Doris would make hot beef sandwiches with a mound of mashed potatoes covered in rich brown gravy and some of the best meatloaf you could ever eat.

“What’s on the menu besides fly specks and ketchup?” Ben Dykstra, a local rancher, would ask as he sat down in one of the booths.

Karen told us things I didn’t know…like how her mother made sure those who didn’t have a good meal to eat on all the holidays got free food from Mack’s before her own family ate. Doris and Nels had a family of 6 and the 4 kids worked without pay. Karen said one year she complained that she wanted a job that paid. Her mother said, “Then go and get one.” She went to work at the Murdo Coyote Newspaper office. She said, “I went home covered in ink, but I had money in my pocket.”

Doris started her day a few hours before dawn, but the locals like my parents and numerous other couples would crank up the juke box and party after hours on the weekends. I remember Mom saying, “Marge Bork played The Orange Blossom Special a million times.” (One of Mom’s Lorettaisms was, “I’ve told you a million times not to exaggerate.”)

When Mom and Dad were building our new house next to Mowell’s, Grandma Sanderson, who was very hard of hearing called Mom and asked her what she was going to feed the men building the house for noon dinner. Mom said, “I’m sending them to Mack’s Cafe.” Grandma said, “Yes, and coffee.”

My mom, Loretta. The higher the hairdo, the better. Mom and Doris were best of friends.
I can’t find a photo of Doris, but these ladies danced to the Orange Blossom Special… Harriet Parish, Marce Lillibridge, Florence Murphy, Marge Bork, Evie Johnson, and my mom, Loretta

We talked about Slim, who worked at Mack’s and helped himself to packs of cigarettes, which he rolled up into the sleeve of his white T shirt. He didn’t much care for my Aunt Elna, and when she asked him to pass a note on to my mother, he told mom it came from the old bag.

Mack’s Cafe was where all the kids were welcome to fill up the booths and nurse a Coke after the movie until closing time. Sometimes, we pooled our money and ordered some delicious French fries. I always ate a Bing Candy Bar with my Coke.

Lots of my friends worked there. Marlene Rada Baker worked all through high school. Josephine Jost worked there, too. I had to work at Mom’s motel, but that’s another story. I remember Linda Kerns and so many others.
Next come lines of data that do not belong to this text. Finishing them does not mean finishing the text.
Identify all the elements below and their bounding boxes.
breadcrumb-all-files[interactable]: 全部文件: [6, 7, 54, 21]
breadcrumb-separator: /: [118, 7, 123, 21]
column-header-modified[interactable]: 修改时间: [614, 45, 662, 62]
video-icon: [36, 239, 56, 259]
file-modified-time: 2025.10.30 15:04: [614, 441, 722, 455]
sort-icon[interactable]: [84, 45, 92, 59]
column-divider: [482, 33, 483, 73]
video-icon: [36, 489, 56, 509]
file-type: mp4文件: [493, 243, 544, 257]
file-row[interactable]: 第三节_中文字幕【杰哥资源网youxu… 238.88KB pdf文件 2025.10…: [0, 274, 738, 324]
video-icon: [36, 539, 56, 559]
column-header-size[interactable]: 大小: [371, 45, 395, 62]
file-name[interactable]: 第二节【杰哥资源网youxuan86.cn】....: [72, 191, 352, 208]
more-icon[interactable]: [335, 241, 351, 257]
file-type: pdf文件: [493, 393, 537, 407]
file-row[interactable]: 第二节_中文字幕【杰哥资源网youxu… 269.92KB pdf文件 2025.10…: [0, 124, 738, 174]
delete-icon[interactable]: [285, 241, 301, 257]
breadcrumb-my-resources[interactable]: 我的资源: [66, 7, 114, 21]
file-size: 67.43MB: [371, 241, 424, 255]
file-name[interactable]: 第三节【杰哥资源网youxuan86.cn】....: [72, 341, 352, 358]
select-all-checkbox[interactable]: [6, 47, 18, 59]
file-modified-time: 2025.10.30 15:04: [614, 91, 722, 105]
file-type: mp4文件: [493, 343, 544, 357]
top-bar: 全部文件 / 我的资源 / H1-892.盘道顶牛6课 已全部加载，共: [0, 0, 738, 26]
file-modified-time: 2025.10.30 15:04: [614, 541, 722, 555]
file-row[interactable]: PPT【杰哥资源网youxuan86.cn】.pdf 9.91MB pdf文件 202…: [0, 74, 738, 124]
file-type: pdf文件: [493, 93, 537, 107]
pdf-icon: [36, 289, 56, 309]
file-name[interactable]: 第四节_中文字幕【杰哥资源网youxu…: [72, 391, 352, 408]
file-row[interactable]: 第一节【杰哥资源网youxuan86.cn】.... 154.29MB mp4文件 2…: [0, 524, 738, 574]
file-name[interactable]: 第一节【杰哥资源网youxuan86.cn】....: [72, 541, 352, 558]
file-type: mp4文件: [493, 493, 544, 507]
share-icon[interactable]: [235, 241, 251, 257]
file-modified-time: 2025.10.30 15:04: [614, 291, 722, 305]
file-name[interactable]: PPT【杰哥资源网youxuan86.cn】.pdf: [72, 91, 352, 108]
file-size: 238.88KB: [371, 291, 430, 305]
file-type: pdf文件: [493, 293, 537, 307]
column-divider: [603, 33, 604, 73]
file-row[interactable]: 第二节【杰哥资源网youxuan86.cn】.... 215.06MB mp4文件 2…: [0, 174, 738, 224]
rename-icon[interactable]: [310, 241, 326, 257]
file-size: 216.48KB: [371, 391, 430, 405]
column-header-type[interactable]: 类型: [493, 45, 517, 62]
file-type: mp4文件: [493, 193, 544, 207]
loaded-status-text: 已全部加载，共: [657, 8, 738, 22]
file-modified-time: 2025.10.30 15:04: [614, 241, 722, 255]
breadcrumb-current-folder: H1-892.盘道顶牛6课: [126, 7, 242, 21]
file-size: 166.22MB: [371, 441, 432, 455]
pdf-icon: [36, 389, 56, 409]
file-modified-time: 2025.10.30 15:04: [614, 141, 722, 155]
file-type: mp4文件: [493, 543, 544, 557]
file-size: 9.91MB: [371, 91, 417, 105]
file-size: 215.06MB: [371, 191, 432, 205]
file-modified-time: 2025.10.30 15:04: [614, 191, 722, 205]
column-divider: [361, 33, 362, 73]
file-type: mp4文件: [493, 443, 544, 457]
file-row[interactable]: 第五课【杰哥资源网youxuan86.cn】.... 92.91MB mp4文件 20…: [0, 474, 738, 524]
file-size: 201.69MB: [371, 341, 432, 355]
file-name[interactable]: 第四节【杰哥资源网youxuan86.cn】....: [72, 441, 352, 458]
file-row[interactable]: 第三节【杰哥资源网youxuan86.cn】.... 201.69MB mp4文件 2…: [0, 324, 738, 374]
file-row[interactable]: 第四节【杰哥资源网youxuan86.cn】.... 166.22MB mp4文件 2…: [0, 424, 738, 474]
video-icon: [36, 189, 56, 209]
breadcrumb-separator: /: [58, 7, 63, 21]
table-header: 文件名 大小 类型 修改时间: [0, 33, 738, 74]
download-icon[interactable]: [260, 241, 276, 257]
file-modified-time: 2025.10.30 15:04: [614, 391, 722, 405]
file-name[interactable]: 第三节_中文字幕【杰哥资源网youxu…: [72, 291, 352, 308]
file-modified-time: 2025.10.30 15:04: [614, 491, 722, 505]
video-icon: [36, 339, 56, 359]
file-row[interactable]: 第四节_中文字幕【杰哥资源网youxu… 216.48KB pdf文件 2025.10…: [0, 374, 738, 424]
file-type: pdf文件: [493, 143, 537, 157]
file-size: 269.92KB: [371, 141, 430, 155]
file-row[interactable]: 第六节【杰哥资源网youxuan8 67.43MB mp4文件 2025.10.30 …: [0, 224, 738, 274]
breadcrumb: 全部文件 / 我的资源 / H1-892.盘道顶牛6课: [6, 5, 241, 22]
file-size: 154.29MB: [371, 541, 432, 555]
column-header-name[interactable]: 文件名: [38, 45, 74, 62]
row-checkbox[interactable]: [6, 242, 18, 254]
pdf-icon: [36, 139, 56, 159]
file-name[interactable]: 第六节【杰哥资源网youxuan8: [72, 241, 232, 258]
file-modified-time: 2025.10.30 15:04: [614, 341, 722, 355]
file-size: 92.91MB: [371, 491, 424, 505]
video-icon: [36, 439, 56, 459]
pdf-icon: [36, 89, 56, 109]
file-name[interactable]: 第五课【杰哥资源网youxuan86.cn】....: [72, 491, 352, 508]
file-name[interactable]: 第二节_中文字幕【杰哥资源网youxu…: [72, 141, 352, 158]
I was in the Café one day, and Bill Jackson was sipping his coffee and said to the waitress, “This weather is like your leg…I’d like to see it clear up.” The waitress was his wife, Alice. She just filled his cup and moved onto the next customer without even smiling. She took the pencil from behind her ear and wrote down an order. She was a petite lady with red hair done in a perfect candlestick hairdo. Everyone wore a crisp white uniform and an apron.

Marlene Rada Baker and me at the 1991 reunion. (not positive of the year)
Linda Kerns sweeping up

I have such fond memories of that wonderful place. I’m sure anyone who lived in Murdo from the 1950’s through the 70’s have their own special memories of Mack’s Cafe.

2 year old me, Mary Francis standing in front of Mack’s Cafe

Karen Haugland Poppe did her parents proud. She managed another iconic SD place called Wall Drug for 40 years… no ink.